Sólo el viejo Bonpland sobrevive milagrosamente. Digo milagrosamente, lo que no es rendir ningún elogio a la mal llamada divina providencia, sino simplemente reconocer la secreta ley del azar. Salido apenas del Paraguay don Amadeo cayó en el remolino de la anarquía. De vicisitud en visicitud, de infortunio en infortunio, de desgracia en desgracia, ha debido añorar los apacibles años de su retiro en Santa María. He sabido que hace poco, en la sangrienta batalla de Pago Largo entre las tropas de Rivera y de Rosas (mis vicheadores idiotas e ignorantes no saben informarme sobre la disposición general de las fuerzas en pleito), Bonpland escapó con unos pocos de morir degollado entre los mil trescientos prisioneros que cayeron en manos del general Echagüe. Me dicen que nuevamente anda por San Borja, en las costas del río Uruguay, en Santa Ana de Misiones, o en el Yapeyú. Don Amadeo fue siempre hombre de estar en varios sitios a la vez. Lo que es una manera de tener varias vidas. Unos lo ven por Levante; otros por Poniente. Alguien asegura haberlo visto en el norte; alguien en el sur.
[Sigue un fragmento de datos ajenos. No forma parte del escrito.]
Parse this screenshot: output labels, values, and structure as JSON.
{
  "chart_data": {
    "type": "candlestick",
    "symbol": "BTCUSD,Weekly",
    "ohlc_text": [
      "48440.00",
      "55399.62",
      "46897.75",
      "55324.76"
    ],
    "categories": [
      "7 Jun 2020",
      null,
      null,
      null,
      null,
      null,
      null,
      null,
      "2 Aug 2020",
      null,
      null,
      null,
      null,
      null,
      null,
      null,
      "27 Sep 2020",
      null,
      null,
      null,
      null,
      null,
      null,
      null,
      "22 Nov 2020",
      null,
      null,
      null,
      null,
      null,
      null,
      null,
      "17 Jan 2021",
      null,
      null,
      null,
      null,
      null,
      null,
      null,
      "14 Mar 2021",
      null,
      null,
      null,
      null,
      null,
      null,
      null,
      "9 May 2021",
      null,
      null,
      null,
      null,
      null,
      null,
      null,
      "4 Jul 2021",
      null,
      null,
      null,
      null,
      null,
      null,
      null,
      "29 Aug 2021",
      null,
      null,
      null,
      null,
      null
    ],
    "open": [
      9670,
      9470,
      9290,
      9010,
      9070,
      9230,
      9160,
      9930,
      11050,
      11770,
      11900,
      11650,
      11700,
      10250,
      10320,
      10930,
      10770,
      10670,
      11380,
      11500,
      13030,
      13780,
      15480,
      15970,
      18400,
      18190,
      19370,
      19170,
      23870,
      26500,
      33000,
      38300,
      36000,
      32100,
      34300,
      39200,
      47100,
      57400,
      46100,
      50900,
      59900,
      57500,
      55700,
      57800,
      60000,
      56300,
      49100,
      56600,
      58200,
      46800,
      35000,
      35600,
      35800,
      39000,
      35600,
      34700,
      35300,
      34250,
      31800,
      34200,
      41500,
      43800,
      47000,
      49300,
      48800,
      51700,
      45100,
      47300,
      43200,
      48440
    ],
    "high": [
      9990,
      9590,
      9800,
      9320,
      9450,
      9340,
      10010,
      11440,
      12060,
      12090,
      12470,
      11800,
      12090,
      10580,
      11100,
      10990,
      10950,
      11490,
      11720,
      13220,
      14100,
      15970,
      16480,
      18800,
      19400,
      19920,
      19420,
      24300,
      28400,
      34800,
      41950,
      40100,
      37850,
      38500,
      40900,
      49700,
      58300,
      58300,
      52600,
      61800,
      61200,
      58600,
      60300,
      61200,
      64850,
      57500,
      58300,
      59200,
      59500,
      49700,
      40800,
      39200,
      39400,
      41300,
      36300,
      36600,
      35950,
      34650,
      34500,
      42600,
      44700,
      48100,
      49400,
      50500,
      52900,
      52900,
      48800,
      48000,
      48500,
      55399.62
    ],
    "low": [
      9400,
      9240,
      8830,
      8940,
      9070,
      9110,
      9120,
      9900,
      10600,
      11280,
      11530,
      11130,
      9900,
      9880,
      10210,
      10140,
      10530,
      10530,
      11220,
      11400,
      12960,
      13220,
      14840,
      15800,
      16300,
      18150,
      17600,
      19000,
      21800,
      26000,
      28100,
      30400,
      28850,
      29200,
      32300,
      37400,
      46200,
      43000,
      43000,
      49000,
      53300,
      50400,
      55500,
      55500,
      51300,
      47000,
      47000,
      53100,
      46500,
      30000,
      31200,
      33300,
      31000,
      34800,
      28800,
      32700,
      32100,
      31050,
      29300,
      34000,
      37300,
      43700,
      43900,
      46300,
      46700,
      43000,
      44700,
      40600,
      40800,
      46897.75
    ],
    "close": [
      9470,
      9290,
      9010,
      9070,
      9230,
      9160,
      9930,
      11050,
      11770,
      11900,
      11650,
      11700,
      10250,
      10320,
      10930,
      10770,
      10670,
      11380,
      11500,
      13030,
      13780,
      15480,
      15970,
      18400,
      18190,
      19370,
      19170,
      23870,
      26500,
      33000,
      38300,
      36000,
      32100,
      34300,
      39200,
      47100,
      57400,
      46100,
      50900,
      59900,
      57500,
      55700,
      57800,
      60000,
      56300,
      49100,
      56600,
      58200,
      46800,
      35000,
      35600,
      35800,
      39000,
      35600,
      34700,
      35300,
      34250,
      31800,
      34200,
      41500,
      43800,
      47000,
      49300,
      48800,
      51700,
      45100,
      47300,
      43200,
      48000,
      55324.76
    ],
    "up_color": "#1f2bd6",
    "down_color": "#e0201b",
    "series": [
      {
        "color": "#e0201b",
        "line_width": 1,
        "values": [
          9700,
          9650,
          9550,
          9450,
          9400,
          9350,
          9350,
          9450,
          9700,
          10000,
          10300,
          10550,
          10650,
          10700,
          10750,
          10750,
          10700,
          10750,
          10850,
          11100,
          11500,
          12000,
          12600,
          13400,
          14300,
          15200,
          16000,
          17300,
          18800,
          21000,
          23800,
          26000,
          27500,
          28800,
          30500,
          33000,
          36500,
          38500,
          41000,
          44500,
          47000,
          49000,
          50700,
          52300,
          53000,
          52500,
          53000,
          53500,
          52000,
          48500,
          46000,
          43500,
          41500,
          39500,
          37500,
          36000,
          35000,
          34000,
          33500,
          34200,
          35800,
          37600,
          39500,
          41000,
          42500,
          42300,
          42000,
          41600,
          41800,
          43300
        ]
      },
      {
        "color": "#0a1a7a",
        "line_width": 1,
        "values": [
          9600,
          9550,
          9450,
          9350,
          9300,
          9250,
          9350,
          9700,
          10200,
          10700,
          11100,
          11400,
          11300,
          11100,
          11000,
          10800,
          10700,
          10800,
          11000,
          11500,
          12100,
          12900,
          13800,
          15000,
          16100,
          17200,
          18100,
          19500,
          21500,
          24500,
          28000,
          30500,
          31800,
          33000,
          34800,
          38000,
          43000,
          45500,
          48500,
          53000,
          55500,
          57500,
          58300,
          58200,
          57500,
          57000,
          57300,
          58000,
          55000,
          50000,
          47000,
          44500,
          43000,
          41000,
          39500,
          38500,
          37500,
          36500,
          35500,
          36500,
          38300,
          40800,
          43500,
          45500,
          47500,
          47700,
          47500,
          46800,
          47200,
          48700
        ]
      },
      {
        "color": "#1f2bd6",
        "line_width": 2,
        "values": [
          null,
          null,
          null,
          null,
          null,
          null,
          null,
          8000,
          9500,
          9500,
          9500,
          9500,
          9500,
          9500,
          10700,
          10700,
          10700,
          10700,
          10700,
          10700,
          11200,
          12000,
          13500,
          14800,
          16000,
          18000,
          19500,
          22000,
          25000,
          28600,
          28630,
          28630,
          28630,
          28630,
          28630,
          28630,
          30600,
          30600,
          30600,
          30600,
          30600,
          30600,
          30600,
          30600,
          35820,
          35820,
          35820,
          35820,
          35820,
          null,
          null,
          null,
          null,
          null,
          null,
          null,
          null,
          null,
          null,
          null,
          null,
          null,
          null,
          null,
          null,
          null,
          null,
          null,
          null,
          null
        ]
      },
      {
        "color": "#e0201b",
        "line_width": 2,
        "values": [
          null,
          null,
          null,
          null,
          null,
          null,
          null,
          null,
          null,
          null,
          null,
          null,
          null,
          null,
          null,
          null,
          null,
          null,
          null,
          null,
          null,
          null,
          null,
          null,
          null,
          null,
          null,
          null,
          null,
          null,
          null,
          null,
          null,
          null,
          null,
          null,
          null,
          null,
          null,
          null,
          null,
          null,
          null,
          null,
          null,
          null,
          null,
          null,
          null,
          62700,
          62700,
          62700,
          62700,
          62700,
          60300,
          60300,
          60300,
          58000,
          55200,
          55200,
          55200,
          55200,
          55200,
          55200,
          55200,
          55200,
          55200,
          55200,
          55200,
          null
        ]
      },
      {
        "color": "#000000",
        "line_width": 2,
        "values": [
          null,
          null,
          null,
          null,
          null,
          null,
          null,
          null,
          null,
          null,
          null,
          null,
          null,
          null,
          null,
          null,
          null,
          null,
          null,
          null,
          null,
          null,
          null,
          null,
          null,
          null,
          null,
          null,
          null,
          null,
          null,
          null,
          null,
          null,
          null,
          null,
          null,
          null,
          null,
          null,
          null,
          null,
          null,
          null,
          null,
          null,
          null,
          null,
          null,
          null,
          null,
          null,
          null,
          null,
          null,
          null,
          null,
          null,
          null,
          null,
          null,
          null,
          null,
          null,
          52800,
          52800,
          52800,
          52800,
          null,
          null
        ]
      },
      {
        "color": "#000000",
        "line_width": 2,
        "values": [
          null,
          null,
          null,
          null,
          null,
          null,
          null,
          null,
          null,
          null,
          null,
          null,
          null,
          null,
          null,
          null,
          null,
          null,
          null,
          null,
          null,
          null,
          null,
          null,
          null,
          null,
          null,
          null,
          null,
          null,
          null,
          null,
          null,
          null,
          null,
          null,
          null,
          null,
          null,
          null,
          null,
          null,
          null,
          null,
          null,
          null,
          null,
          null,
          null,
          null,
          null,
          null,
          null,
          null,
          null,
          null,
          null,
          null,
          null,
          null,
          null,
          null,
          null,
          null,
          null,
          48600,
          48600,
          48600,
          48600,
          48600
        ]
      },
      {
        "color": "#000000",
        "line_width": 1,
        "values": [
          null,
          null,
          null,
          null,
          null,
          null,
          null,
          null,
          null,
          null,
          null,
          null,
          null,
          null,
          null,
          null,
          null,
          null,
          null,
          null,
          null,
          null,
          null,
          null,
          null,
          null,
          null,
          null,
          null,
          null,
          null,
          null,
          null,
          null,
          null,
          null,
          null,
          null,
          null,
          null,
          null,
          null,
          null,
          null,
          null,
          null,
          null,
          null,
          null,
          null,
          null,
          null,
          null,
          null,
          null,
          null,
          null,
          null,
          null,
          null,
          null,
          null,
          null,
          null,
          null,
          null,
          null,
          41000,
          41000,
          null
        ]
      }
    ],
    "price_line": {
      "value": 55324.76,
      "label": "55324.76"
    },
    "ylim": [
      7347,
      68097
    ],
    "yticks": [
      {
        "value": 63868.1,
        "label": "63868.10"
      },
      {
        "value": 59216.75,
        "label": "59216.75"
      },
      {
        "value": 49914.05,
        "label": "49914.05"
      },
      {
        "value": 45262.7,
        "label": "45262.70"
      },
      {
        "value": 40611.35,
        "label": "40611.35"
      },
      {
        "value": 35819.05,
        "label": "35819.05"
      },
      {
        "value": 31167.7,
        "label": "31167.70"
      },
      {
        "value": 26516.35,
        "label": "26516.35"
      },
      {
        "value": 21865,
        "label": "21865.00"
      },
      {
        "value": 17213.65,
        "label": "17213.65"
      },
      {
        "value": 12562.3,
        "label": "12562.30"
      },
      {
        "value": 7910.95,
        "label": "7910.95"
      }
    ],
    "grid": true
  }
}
Parecen muchos, distintos y distantes, pero uno solo y único hombre son. Ojalá mis bombeadores lo ubiquen y el chasque regrese con los bulbos de granadilla y el polvillo de la mágica tisana. Pero sobre todo con sus noticias. Lo imagino como siempre, aun entre el fragor de los galopes, bosques de lanzas, arroyos de sangre, ocupado en hojear capa tras capa el Gran Libro. Veo sus vivos ojillos celestes interrogando huellas y recuerdos de antiguas existencias.